Metadata-Version: 2.4
Name: modelbest
Version: 0.1.0
Summary: Library for automated modelling on tabular data.
Project-URL: Homepage, https://github.com/MaximAliev/modelbest
Author-email: Maksim Aliev <imaxaliev@gmail.com>
License-Expression: Apache-2.0
License-File: LICENSE
Classifier: Operating System :: OS Independent
Classifier: Programming Language :: Python :: 3
Requires-Python: >=3.10
Requires-Dist: autogluon-tabular[all,realmlp,skex,tabdpt,tabicl,tabpfn]==1.5.0
Requires-Dist: h2o==3.46.0.9
Requires-Dist: imbalanced-learn==0.14.1
Requires-Dist: ipython
Requires-Dist: loguru>=0.7.3
Requires-Dist: matplotlib>=3.7.5
Requires-Dist: numpy>=1.26.0
Requires-Dist: openml==0.15.1
Requires-Dist: pandas>=2.2.3
Requires-Dist: pytest>=8.3.5
Requires-Dist: torch<2.8,>=2.6
Requires-Dist: tqdm>=4.66.5
Description-Content-Type: text/markdown

# ModelBest
ModelBest is a tool, that automates modelling on your (or benchmark) data, acting as a convinient wrapper to the state-of-the-art automated machine learning (AutoML) libraries. 
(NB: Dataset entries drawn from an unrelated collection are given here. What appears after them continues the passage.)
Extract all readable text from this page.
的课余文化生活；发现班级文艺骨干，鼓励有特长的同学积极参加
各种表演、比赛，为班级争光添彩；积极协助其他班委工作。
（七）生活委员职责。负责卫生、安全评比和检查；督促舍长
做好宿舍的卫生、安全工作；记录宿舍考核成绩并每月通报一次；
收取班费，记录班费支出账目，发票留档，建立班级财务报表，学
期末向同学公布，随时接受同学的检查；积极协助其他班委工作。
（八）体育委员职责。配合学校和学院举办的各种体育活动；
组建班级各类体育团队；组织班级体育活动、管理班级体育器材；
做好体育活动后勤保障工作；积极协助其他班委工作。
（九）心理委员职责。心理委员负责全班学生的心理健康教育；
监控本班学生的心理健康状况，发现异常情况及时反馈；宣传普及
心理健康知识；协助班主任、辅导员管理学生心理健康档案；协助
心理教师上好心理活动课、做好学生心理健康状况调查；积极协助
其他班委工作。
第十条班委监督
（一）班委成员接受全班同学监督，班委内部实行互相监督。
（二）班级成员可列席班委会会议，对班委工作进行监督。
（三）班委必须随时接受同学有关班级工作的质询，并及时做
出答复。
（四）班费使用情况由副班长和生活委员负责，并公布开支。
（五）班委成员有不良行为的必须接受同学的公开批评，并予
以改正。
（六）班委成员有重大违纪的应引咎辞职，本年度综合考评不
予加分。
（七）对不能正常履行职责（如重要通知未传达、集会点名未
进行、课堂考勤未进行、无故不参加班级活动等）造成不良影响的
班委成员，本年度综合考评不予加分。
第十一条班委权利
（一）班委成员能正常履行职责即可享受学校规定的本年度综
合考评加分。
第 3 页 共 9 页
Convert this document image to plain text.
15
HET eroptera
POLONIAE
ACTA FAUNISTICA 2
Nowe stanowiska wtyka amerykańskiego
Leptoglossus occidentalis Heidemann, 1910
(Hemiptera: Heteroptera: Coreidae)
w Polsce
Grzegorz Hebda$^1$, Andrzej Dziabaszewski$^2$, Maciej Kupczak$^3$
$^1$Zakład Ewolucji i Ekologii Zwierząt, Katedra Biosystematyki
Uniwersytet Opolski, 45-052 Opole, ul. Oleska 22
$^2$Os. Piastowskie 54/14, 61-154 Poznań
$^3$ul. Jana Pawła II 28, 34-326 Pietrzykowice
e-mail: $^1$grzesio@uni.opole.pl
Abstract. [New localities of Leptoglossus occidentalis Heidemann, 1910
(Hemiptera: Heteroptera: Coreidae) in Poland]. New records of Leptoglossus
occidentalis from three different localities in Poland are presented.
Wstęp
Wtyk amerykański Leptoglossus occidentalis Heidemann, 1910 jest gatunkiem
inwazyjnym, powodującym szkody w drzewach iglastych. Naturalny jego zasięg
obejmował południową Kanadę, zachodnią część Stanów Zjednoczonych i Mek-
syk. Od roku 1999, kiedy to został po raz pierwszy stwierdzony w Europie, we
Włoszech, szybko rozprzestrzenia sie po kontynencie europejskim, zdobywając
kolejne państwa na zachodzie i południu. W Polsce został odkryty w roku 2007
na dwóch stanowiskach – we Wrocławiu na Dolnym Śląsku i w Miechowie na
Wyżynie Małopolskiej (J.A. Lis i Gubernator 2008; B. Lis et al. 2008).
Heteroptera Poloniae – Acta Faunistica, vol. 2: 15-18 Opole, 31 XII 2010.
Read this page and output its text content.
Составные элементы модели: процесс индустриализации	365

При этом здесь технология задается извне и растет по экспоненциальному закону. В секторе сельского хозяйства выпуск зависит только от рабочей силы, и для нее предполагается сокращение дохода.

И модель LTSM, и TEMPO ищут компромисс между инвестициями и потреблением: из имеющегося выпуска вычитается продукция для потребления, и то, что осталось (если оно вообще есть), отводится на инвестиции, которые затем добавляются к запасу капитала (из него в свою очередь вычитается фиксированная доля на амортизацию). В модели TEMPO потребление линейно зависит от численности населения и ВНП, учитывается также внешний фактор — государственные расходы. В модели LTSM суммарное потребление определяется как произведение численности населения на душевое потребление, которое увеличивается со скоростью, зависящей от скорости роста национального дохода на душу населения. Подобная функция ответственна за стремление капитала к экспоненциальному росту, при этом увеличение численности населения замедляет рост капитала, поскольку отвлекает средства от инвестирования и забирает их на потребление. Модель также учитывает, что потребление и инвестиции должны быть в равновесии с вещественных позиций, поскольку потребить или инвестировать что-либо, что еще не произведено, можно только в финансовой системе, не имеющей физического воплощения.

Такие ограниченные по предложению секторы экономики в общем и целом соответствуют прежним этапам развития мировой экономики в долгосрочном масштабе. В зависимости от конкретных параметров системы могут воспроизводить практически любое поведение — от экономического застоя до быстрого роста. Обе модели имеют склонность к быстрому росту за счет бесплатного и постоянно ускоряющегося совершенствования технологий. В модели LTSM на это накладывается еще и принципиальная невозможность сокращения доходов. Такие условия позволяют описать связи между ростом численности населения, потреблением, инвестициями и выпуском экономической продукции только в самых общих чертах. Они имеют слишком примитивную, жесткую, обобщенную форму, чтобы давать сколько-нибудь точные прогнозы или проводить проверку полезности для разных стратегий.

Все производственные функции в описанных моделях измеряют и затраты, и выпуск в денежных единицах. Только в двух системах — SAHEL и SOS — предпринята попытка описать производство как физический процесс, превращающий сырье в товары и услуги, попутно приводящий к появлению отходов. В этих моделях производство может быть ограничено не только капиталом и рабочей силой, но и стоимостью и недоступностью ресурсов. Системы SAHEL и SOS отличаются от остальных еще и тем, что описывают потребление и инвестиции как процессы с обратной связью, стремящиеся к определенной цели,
It can be utilized by ML engineers, as well as the common users, to test different modelling scenarios.

## Project status
This project is under active development and support for the new tasks, as well as the data modalities, to be added soon.

## Installation and usage

### Installation
1. Clone the project.
2. Initialize project with `uv init` and create a virtual environment with `uv venv -p 3.10`.
3. Install dependencies with `uv sync --no-dev`. For CPU-only installation type `uv sync --extra cpu`. 

### Usage examples

Using a local dataset.
```python
from src.modelbest.domain import Dataset
from src.modelbest.api import Modeller
import pandas as pd


path_to_local_data = "datasets/local/ecoli.csv"
dataset = Dataset(name='ecoli', x=pd.read_csv(path_to_local_data))

modelseek = Modeller(
    automl='autogluon',
    metric='f1',
    timeout=60,
    verbosity=2
)
modelseek.run(dataset)
```

Using a dataset(or collection of such) from a wellknown-source.
```python
from src.modelbest.api import Modeller
from src.modelbest.repository import OpenMLDatasetRepository


# WARNING: This OpenML benchmark contains big datasets, that may not fit into your RAM.
datasets = OpenMLDatasetRepository(id=271, verbosity=1).load_datasets(x_and_y=False)
modelseek = Modeller(
    automl='autogluon',
    preset='best',
    metric='f1',
    timeout=360,
    verbosity=1
)

for dataset in datasets:
    modelseek.run(dataset)
```

## Contribution
Contribution is welcome! Feel free to open issues and submit pull requests.